Git has changed the way that software is built -- including the Ceph open source distributed storage platform, says Ceph Creator Sage Weil. Ceph has used the Git revision control system for seven years, since it switched from SVN. It has changed the project’s work flow and how they think about code.
“Instead of thinking in files and lines, you think in flow of changes. Instead of having a single repository that everyone feeds from and into, everyone now has their own repository, their own branches. The meaning of branch changed,” said Weil, Ceph principal architect at Red Hat. “Everything just fell in place, as if the people who designed it really knew software development at scale.”
In our final “Git Week” profile in celebration of Git’s 10-year anniversary, Weil discusses how and why Ceph uses Git, tells their Git success stories, and gives his best pro tip for getting the most out of the popular tool.
Linux.com: Why does Ceph use Git?
Sage Weil: There are a number of reasons that Ceph chose Git, but in general the flexibility and power that comes with Git is really hard to beat. Of course the distributed nature of the tool also appeals to a team that is working on distributed software as well.
Ceph has been using Git for more than 7 years. We switched from Subversion to Git when we started developing the Ceph kernel module, and never looked back. The simplest and most important feature at the time was a sane representation of merges. Now that the Ceph contributor base has grown we are completely dependent on distributed version control.
Ceph is deeply embedded in the Linux open-source world and everything there uses Git. There is no other tool which meets our needs for maintaining branches and developing features in parallel over long (and short!) periods of time.
What makes Git such a great tool?
The highlights are definitely the branching workflow (which we use for everything, and check out ‘Git stash’), it’s distributed nature (cherry picking and sharing between developers outside of the central repo), better history management (the ability to make local commits, rebase, clean up the history, and then submit a series of commits for merge to the central repo), and flexibility (version control shouldn’t get in the way). There is a learning curve, but it is worth the pain.
Looking at its history, it still amazes us how it came to the world, and the fact that they were able to pull it seemingly off the cuff, when we needed to move away from BitKeeper. At the time, thinking about version control, at least the free and open source solutions that existed, you ended up with either Subversion or CVS. That was what developers were used to, and we worked within these frameworks. Git changed the whole workflow. Instead of thinking in files and lines, you think in flow of changes. Instead of having a single repository that everyone feeds from and into, everyone now has their own repository, their own branches. The meaning of branch changed. It’s so cheap now. Everything just fell in place, as if the people who designed it really knew software development at scale.
How many developers do you have collaborating on Git?
At last check there are 242 contributors identified in our core repository. However, with our metrics dashboard (http://metrics.ceph.com/), we track about 460 developers across all of our sub-projects.
How much do you personally use it?
Git is part of the daily workflow for all developers. It’s the single most used tool other than the editors and the compiler toolchain.

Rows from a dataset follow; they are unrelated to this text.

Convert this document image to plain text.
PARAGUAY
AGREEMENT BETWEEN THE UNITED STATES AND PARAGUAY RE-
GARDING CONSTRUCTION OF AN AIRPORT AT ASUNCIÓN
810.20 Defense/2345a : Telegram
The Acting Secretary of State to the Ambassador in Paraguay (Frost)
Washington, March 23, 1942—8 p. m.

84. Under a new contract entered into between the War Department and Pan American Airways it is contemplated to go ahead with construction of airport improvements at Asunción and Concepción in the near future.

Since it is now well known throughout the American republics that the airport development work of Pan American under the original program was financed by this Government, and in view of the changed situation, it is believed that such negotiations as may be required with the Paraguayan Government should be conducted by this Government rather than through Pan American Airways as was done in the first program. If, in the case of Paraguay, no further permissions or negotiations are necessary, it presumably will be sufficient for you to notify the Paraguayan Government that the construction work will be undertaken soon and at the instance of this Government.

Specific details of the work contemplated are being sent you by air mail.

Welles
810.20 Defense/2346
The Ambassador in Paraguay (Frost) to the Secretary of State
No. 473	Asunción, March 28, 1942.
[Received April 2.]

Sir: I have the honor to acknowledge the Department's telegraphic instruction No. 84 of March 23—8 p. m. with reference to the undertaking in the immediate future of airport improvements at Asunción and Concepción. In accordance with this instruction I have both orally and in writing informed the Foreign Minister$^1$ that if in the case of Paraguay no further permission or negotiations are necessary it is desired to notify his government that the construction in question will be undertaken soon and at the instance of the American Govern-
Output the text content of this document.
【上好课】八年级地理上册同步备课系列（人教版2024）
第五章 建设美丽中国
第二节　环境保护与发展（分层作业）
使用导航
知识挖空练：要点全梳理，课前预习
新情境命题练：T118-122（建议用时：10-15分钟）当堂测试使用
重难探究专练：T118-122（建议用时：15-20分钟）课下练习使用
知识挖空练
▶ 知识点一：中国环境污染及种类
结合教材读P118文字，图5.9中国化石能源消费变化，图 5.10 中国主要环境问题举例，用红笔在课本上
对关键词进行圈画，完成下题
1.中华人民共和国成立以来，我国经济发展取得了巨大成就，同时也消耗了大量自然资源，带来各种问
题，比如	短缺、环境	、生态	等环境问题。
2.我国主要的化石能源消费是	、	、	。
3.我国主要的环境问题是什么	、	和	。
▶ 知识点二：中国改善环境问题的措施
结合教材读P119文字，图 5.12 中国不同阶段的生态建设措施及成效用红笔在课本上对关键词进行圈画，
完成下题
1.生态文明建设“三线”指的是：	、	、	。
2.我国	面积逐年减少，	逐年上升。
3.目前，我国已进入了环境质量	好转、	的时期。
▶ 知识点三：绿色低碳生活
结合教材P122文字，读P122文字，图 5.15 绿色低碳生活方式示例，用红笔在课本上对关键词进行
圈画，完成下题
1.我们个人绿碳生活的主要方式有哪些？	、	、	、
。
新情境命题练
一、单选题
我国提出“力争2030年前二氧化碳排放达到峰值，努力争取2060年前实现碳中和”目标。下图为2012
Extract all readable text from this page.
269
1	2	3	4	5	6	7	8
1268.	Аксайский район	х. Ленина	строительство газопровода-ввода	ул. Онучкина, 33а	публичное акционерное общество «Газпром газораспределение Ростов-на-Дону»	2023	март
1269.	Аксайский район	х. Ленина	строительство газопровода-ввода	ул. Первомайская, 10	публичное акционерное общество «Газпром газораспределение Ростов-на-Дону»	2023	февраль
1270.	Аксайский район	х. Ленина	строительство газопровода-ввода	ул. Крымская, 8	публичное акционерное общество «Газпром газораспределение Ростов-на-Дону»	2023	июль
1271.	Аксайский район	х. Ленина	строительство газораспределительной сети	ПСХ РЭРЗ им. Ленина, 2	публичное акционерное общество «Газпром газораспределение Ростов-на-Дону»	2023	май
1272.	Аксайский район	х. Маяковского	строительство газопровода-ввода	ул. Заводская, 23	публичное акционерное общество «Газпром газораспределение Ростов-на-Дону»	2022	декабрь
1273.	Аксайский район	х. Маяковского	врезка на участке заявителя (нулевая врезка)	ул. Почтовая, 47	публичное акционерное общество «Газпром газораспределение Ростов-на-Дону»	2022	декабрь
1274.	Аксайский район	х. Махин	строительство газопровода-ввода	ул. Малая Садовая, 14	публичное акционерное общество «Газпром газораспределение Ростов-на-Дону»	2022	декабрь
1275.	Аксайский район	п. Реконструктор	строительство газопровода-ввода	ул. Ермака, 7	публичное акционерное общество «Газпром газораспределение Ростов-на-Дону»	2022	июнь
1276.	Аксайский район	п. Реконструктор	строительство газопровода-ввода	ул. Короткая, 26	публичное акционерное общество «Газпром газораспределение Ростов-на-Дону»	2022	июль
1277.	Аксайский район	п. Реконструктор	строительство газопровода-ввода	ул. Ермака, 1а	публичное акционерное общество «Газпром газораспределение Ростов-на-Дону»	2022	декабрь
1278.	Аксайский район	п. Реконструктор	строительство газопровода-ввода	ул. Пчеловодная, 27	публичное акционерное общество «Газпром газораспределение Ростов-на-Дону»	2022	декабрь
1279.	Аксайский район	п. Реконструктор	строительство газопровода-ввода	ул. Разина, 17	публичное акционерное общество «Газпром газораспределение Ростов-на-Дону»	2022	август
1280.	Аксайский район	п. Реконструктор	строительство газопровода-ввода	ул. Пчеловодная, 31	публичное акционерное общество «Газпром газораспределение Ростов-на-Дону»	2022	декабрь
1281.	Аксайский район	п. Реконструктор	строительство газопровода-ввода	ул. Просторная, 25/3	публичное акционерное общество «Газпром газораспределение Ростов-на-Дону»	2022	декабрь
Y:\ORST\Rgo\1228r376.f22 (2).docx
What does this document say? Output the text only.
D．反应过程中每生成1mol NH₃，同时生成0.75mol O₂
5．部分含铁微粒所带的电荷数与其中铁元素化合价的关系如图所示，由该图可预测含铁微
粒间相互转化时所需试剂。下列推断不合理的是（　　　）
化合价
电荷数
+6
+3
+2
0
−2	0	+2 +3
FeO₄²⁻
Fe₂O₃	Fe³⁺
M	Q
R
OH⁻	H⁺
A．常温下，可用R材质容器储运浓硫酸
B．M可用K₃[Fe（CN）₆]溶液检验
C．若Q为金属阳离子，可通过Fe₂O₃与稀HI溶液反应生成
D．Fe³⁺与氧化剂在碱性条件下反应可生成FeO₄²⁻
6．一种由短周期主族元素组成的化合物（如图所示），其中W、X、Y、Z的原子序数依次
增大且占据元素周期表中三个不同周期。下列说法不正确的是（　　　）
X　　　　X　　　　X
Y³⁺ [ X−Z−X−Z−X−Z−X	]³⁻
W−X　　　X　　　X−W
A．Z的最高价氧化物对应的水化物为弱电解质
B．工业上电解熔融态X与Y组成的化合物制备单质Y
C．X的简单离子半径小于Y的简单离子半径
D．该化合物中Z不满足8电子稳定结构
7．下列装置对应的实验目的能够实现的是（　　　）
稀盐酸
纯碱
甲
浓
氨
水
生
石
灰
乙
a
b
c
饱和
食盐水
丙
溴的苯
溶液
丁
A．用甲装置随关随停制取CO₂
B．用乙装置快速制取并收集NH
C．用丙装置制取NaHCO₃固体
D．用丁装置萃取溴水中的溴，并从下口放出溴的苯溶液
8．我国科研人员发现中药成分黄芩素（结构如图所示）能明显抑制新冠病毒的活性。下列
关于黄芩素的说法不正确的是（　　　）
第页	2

What's Ceph's most active Git repo right now and why?
The most active repo is definitely the core ceph.git repo. While we have sub-projects on GitHub for some of our associated development, most of the development happens in Ceph itself.
What is your favorite pro tip for using Git?
The combination git gui’s ability to quickly stage and unstage lines or hunks into a commit and git rebase -i’s ability to reorder and combine commits is invaluable. This allows you to work with the history as a series of patches and rearrange the content of those patches into a clean history for submission upstream.
Any Git success stories you can share?
Just a couple of months ago we worked on merging a patch set that diverged for six months with hundreds of commits and with many conflicts that would not have ended successfully using any other tool. Trying to do the same thing with SVN (at least as it existed when we made the switch) would have been very challenging and would not have provided a clear view of the code changes. The whole way of thinking about code flow is now different.
Anything else you'd like to say to mark the 10-year anniversary?
It's hard to believe Git is 10 already. Ten years ago using Git was quite a pain. There were all these wrappers and frontends that made it easier to contribute to a project that was using Git. There is no such need anymore. Usability has improved and users have learned to understand what it’s all about (and internalize the UI inconsistencies and idiosyncrasies). I think that’s a success story.